Самолеты и многочисленные торпедные катера, появившиеся сразу же после атаки, накинулись на сопровождение броненосца, отгоняя последнее от места разыгравшейся трагедии. Тихоходные канонерские лодки водоизмещением 400 тонн практически сразу получили по две бомбы в борт от штурмовиков нашедших подходящие цели для первого боевого топ-мачтового бомбометания, столь тщательно отрабатываемого на тренировках. Финские катера, маневрируя вдоль берега острова, поддерживающего их огнем из всех наличных средств, скрылись в западном направлении. Из четырехсот шестидесяти членов экипажа броненосца и канонерских лодок, живыми осталось сорок три человека, которые были подняты из воды матросами торпедных катеров.

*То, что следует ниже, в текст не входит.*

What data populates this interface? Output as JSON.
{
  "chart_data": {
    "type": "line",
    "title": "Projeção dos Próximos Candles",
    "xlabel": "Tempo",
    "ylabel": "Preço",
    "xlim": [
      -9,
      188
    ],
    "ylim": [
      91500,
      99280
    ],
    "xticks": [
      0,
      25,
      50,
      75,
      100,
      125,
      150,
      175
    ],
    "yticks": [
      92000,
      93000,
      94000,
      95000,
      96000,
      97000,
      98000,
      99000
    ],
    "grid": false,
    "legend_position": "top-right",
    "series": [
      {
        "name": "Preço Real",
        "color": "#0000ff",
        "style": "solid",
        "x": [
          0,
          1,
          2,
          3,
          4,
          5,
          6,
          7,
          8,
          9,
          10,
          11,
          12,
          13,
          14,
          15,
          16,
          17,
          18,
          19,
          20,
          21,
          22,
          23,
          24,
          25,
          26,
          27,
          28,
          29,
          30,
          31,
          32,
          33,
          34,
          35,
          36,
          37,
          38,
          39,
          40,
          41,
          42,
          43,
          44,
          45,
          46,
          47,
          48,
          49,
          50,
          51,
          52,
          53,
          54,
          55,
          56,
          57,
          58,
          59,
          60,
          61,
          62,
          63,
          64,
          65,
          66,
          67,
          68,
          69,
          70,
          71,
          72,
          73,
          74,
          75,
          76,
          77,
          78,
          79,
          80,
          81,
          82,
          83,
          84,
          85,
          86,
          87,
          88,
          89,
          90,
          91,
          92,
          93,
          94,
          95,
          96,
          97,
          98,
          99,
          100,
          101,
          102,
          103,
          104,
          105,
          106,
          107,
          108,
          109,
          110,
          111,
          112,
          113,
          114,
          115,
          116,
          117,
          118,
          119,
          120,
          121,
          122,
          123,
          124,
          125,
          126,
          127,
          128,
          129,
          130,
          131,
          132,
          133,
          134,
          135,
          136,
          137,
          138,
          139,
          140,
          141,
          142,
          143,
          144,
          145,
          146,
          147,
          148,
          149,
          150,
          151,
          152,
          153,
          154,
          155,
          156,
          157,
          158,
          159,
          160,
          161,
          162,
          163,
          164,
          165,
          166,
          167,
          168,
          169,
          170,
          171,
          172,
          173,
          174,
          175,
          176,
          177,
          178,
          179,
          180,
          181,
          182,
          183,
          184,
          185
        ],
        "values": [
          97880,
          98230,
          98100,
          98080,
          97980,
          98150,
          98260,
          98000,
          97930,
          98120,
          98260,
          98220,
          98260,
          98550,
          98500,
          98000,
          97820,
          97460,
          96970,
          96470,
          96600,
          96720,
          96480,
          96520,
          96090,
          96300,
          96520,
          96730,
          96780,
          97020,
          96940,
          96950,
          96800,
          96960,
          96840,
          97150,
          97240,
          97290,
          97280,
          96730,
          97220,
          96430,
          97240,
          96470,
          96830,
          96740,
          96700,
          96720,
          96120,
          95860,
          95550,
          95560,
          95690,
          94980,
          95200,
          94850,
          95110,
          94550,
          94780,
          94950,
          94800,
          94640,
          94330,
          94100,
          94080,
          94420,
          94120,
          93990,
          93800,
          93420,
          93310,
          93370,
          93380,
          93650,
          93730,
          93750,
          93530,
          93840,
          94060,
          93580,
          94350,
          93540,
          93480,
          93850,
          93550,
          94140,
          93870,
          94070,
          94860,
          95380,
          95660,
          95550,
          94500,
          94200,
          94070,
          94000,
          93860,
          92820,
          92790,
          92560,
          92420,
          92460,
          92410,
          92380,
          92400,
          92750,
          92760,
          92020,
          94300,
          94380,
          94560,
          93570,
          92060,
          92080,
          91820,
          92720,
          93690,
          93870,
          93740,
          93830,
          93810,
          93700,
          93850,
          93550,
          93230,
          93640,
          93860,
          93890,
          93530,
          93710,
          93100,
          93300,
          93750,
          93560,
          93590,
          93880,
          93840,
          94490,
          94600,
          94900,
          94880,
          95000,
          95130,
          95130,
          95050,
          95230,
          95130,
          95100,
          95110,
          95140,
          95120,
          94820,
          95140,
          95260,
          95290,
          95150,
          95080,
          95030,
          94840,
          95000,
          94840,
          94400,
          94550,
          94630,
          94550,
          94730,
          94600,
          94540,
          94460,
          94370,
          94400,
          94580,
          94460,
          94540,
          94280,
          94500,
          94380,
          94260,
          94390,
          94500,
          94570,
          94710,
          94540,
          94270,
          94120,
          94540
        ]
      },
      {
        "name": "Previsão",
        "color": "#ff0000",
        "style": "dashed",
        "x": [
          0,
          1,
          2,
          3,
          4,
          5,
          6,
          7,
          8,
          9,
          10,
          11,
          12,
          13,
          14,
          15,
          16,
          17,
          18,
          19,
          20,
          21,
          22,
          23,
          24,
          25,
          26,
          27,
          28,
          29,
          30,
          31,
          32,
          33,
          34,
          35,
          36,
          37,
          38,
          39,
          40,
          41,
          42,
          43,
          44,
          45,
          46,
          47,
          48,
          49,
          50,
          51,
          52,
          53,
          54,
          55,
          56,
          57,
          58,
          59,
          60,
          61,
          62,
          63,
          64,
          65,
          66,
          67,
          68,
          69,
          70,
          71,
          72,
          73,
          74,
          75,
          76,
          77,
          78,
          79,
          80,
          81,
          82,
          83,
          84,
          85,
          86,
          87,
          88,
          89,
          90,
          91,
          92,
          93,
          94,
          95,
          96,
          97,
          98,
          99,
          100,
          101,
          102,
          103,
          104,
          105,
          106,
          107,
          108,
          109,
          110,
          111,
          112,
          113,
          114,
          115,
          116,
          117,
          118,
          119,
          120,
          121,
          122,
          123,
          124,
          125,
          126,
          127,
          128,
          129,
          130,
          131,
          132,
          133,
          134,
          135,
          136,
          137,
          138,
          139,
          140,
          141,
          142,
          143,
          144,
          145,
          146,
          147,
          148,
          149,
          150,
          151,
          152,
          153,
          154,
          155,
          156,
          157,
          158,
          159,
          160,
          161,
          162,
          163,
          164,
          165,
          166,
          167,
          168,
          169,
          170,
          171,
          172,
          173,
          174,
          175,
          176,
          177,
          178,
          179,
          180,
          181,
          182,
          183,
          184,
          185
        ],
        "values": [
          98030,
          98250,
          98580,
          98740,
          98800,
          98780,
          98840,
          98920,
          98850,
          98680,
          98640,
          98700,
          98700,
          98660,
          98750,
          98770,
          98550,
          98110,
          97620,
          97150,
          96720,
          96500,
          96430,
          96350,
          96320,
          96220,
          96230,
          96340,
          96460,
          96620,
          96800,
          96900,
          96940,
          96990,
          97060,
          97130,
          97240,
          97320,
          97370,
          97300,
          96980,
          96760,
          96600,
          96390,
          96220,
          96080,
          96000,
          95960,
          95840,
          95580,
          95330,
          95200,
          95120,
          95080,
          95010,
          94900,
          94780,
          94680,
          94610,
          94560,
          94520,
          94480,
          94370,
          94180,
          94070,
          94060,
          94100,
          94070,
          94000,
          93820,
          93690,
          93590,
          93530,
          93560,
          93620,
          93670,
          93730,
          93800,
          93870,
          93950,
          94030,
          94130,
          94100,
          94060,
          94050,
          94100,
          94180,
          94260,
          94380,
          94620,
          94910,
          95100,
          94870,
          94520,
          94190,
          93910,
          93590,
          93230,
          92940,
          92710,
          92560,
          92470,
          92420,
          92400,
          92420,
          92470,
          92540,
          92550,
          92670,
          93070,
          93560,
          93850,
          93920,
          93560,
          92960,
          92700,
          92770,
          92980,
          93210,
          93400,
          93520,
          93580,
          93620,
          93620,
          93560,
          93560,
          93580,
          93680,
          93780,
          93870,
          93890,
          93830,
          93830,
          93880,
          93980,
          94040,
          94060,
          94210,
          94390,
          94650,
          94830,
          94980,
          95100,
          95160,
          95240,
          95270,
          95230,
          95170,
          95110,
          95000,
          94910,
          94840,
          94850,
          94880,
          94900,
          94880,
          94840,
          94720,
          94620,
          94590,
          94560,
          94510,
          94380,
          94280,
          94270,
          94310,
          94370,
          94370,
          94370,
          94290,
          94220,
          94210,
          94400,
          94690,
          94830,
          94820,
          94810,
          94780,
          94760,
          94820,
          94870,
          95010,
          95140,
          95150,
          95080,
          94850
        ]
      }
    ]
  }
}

Замотанные в сухие одеяла, старшие лейтенанты Василий Сварженко и Геннадий Смирнов, сидели в тесной каюте торпедного катера рядом с рулевым, хлебали водку из фляги и односложно отвечали на его многочисленные вопросы. Адреналин выгорел в холодной воде Финского залива задолго до того как их подняли на борт, и на обоих накатил отходняк после пережитого, похожий на тяжелое похмелье. Голова пустая, притуплены все чувства, лишь отдельные кадры всплывают перед глазами, как черно-белые фотографии… лишенные красок и эмоционального накала присутствовавшего в той действительности, в той, прошлой жизни, до падения в холодную воду…
— По тебе три зенитки шмаляли, — с трудом выталкивая слова из глотки, проговорил Геннадий. Говорить не хотелось. Хотелось лечь, смотреть в потолок, молчать и никого не видеть. Именно поэтому он начал говорить. Чтоб выгнать из души наполнившее ее безразличие, снова испытать страх за товарища и свое бессилие ему помочь…
— Шмаляли, — также выталкивая из себя слова, подтвердил Василий.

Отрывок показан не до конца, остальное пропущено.